Pendiri Joseon adalah Yi Seong-gye yang diangkat jadi Raja Taejo. Ia adalah seorang anggota klan Yi dari Jeonju yang melakukan kudeta terhadap Raja Woo dari Goryeo. Yi Seong-gye terkenal sebagai ahli militer cerdik dalam memimpin perang terhadap bajak laut Jepang yang mengganggu perairan Korea. Ia memindahkan ibukota dari Gaegyeong (kini Gaeseong) ke Hanseong dan mendirikan istana Gyeongbok tahun 1394. Suksesi secara patrilineal dari Raja Taejo tidak pernah terputus sampai zaman moderen. Penguasa terakhir, Sunjong, atau Kaisar Yungheui yang diturunkan secara paksa oleh militer Jepang sebagai kepala negara pada tahun 1910. Penerus garis keturunan raja dari Dinasti Joseon pada saat ini hanyalah keturunan dari Yeongchinwang (Putra Mahkota Uimin) dan Uichinwang (Pangeran Uihwa) yang merupakan adik Sunjong.
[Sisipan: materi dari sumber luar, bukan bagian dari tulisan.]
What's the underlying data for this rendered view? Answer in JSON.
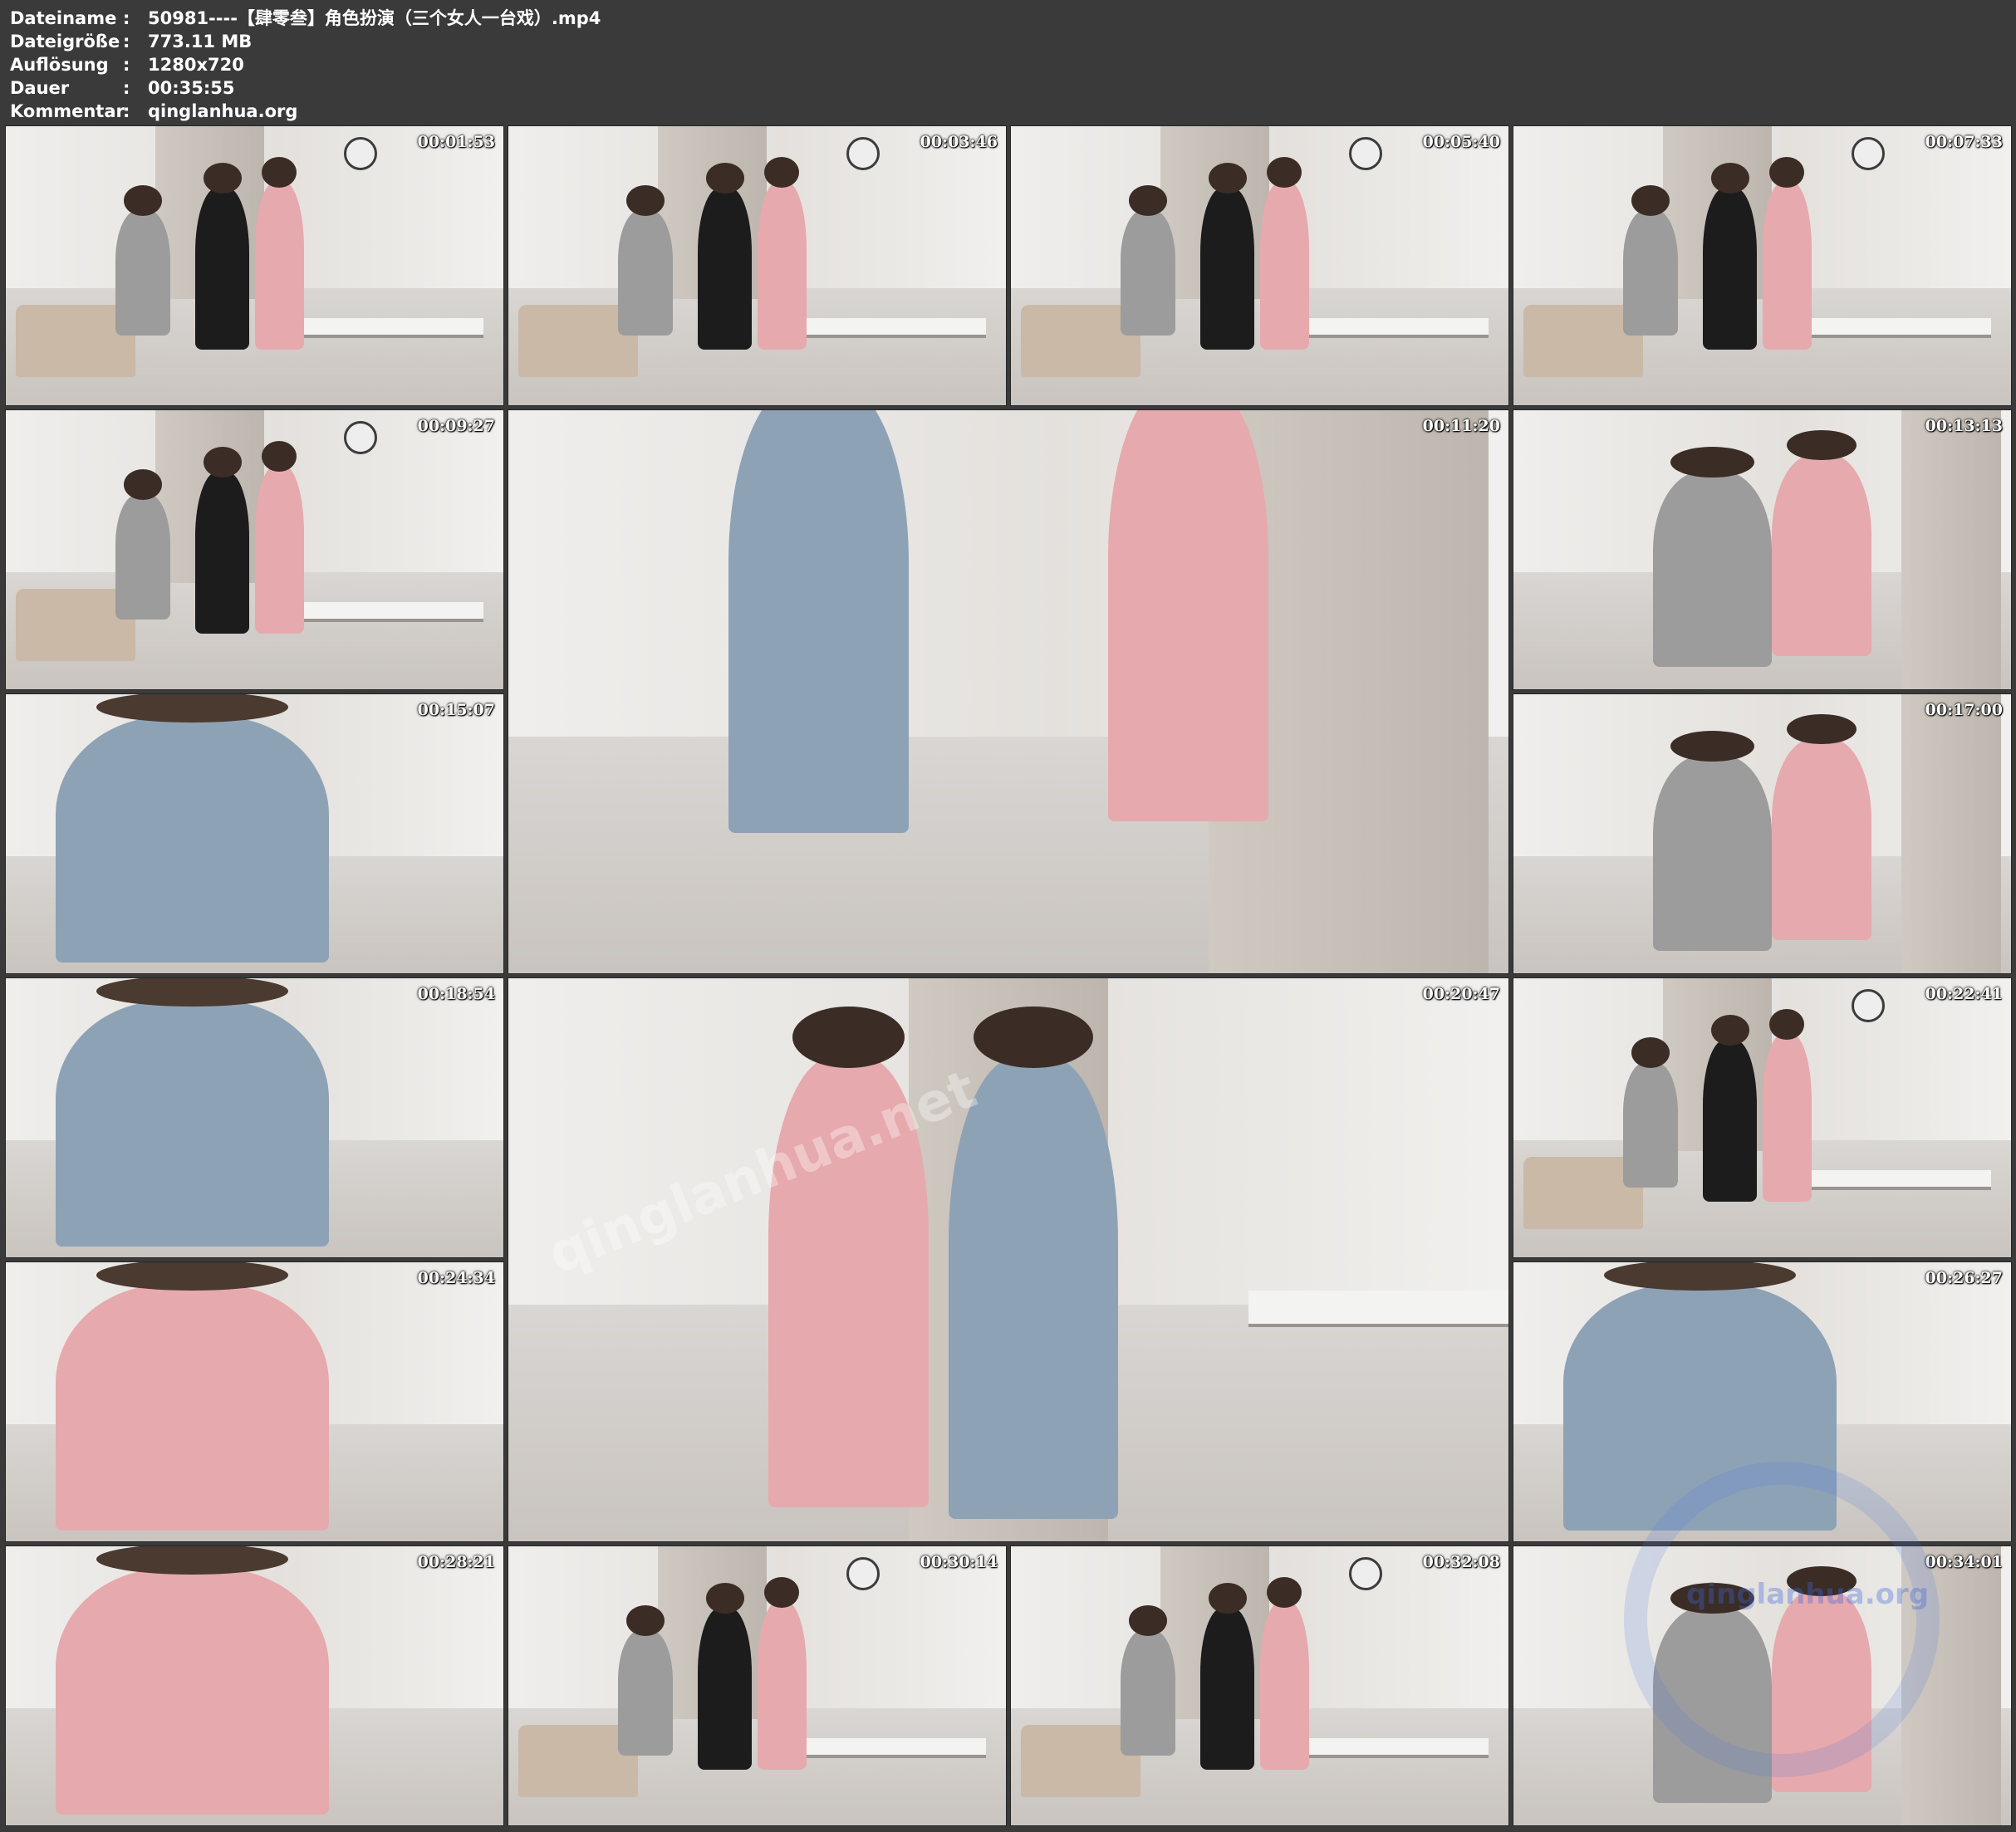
{
  "info": {
    "rows": [
      {
        "key": "Dateiname",
        "sep": ":",
        "value": "50981----【肆零叁】角色扮演（三个女人一台戏）.mp4"
      },
      {
        "key": "Dateigröße",
        "sep": ":",
        "value": "773.11 MB"
      },
      {
        "key": "Auflösung",
        "sep": ":",
        "value": "1280x720"
      },
      {
        "key": "Dauer",
        "sep": ":",
        "value": "00:35:55"
      },
      {
        "key": "Kommentar",
        "sep": ":",
        "value": "qinglanhua.org"
      }
    ]
  },
  "thumbnails": [
    {
      "timestamp": "00:01:53",
      "scene": "room-wide"
    },
    {
      "timestamp": "00:03:46",
      "scene": "room-wide"
    },
    {
      "timestamp": "00:05:40",
      "scene": "room-wide"
    },
    {
      "timestamp": "00:07:33",
      "scene": "room-wide"
    },
    {
      "timestamp": "00:09:27",
      "scene": "room-wide"
    },
    {
      "timestamp": "00:11:20",
      "scene": "feet-closeup"
    },
    {
      "timestamp": "00:13:13",
      "scene": "hallway"
    },
    {
      "timestamp": "00:15:07",
      "scene": "closeup"
    },
    {
      "timestamp": "00:17:00",
      "scene": "hallway"
    },
    {
      "timestamp": "00:18:54",
      "scene": "closeup"
    },
    {
      "timestamp": "00:20:47",
      "scene": "doorway-large"
    },
    {
      "timestamp": "00:22:41",
      "scene": "room-wide"
    },
    {
      "timestamp": "00:24:34",
      "scene": "closeup"
    },
    {
      "timestamp": "00:26:27",
      "scene": "closeup"
    },
    {
      "timestamp": "00:28:21",
      "scene": "closeup"
    },
    {
      "timestamp": "00:30:14",
      "scene": "room-wide"
    },
    {
      "timestamp": "00:32:08",
      "scene": "room-wide"
    },
    {
      "timestamp": "00:34:01",
      "scene": "hallway"
    }
  ],
  "watermarks": {
    "center": "qinglanhua.net",
    "corner": "qinglanhua.org"
  },
  "colors": {
    "background": "#3a3a3a",
    "text": "#ffffff",
    "pink_dress": "#e6a9ad",
    "black_dress": "#1c1c1c",
    "denim": "#8ea2b6",
    "gray_top": "#9c9c9c"
  }
}
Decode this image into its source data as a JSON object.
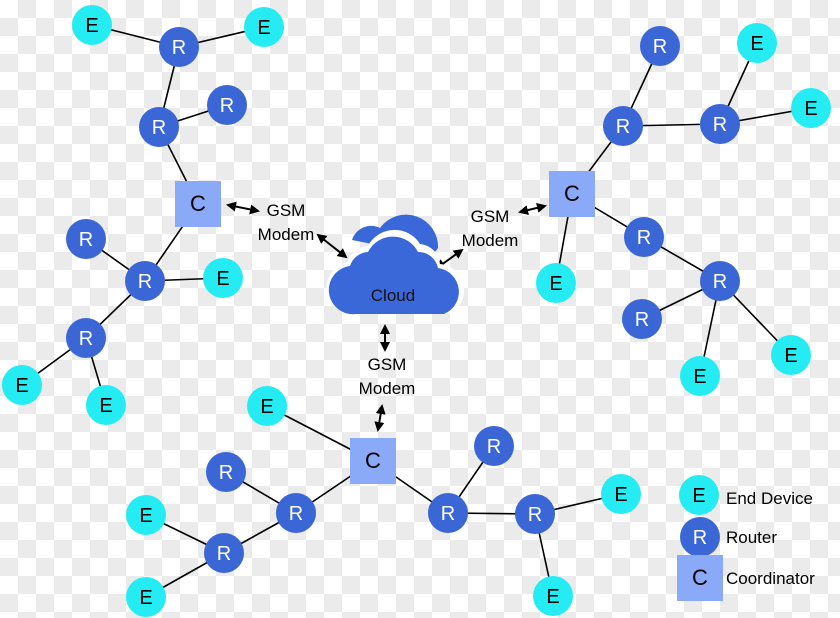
{
  "colors": {
    "router": "#3a66d6",
    "end_device": "#25ecf2",
    "coordinator": "#8aaaf7",
    "cloud": "#3b68d9",
    "edge": "#000000"
  },
  "labels": {
    "end_device": "E",
    "router": "R",
    "coordinator": "C"
  },
  "cloud": {
    "label": "Cloud"
  },
  "modems": [
    {
      "line1": "GSM",
      "line2": "Modem"
    },
    {
      "line1": "GSM",
      "line2": "Modem"
    },
    {
      "line1": "GSM",
      "line2": "Modem"
    }
  ],
  "legend": [
    {
      "symbol": "E",
      "type": "end_device",
      "label": "End Device"
    },
    {
      "symbol": "R",
      "type": "router",
      "label": "Router"
    },
    {
      "symbol": "C",
      "type": "coordinator",
      "label": "Coordinator"
    }
  ]
}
Selama rezimnya, Joseon memimpin penuh Korea, menganut paham Konfusianisme dan menerapkannya dalam masyarakat, mengimpor dan mengadopsi kebudayaan Tionghoa. Pada saat inilah Korea mencapai kegemilangan dalam bidang budaya, literature, dan ilmu pengetahuan. Namun demikian Joseon mengalami kemunduran serius di akhir abad ke-16 sampai awal abad ke-17 akibat invasi Jepang dan invasi Dinasti Qing. Hal itu menyebabkan Joseon mulai menjalani kebijakan isolasi terhadap dunia luar sehingga dikenal sebagai Kerajaan Pertapa. Joseon perlahan membuka diri pada abad ke-18, namun menghadapi perselisihan internal, tekanan asing, serta pemberontakan dalam negeri sehingga menjelang akhir abad ke-19, Joseon mulai kehilangan kecakapannya. Pada tahun 1895, Joseon dipaksa menandatangani dokumen kemerdekaan dari Dinasti Qing setelah kemenangan Jepang dalam Perang Sino-Jepang Pertama serta Perjanjian Damai Shimonoseki. Pada tahun 1897-1910, Joseon secara umum dikenal sebagai Kekaisaran Korea untuk menandakan bahwa Joseon tidak lagi berada dalam kekuasaan Dinasti Qing. Kekaisaran Jepang mengakhiri era Dinasti Joseon pada tahun 1910 saat Raja Gojong dipaksa menandatangani Perjanjian Aneksasi Jepang – Korea.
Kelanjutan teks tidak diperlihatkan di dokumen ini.